A Justiça concedeu liberdade provisória ao empresário preso na quarta-feira, 7 de janeiro, sob suspeita de comercialização irregular de medicamentos. A decisão foi tomada após a análise do auto de prisão em flagrante, quando o Poder Judiciário entendeu que não estavam presentes os requisitos legais para a decretação da prisão preventiva. Com isso, o investigado responderá ao processo em liberdade, enquanto aguarda a conclusão das investigações.
Em nota encaminhada à imprensa, a defesa do empresário informou que atua no caso por meio dos advogados Herculano Filho e Fernando Madureira. Segundo os defensores, desde o início foi sustentado que a situação não justificava a manutenção da prisão cautelar.

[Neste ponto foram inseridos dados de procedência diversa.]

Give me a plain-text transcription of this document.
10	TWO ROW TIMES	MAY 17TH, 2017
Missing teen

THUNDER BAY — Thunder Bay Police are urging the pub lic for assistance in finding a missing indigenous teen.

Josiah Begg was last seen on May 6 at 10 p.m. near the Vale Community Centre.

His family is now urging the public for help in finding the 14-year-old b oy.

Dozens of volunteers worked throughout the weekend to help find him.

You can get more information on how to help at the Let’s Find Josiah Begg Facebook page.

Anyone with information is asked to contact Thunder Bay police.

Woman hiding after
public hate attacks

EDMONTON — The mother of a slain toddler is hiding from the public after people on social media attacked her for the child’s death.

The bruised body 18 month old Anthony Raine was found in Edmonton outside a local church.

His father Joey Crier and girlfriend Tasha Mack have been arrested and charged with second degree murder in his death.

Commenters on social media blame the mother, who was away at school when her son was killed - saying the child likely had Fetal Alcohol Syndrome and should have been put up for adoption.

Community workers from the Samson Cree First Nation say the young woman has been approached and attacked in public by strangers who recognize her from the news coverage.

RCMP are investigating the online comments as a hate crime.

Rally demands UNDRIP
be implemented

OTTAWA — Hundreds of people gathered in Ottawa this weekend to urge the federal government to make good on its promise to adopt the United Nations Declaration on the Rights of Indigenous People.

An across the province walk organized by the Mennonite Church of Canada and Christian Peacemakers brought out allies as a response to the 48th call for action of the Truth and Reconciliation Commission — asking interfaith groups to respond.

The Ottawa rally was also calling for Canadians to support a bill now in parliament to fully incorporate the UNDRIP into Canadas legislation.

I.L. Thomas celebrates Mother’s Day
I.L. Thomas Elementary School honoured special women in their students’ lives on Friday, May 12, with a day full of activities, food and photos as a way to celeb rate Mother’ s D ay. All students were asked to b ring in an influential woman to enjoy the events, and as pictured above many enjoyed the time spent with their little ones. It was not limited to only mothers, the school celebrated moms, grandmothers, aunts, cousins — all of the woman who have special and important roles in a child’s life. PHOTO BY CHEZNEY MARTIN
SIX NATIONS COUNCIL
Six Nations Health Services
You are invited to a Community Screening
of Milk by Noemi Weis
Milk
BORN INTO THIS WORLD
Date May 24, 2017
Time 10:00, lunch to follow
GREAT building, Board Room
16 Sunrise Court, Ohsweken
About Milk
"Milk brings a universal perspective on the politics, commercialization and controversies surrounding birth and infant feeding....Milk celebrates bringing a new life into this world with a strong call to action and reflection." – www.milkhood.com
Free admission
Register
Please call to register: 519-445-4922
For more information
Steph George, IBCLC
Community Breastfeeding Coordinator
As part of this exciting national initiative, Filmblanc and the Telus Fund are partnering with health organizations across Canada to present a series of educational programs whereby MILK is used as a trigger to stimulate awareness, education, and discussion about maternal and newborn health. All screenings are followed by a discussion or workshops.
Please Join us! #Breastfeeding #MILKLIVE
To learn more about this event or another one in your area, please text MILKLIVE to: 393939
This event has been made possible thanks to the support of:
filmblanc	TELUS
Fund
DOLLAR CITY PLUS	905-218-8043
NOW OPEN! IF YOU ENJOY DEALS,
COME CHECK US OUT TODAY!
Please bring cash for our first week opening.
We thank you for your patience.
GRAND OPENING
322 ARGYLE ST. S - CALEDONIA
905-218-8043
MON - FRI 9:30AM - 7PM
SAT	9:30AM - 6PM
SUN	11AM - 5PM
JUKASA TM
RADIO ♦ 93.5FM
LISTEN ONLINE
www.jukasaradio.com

De acordo com a defesa, a quantidade de medicamentos apreendida na residência do acusado seria pequena e destinada exclusivamente ao uso pessoal, não havendo, segundo os advogados, indícios de que os produtos seriam comercializados de forma irregular. Essa versão foi apresentada no momento da análise judicial que resultou na concessão da liberdade provisória.
Ainda conforme os representantes legais, o empresário nega a prática de comércio ilegal de medicamentos e permanece colaborando com as autoridades. A defesa afirma que tanto ela quanto o acusado estão à disposição para prestar esclarecimentos sempre que solicitados durante o andamento do inquérito.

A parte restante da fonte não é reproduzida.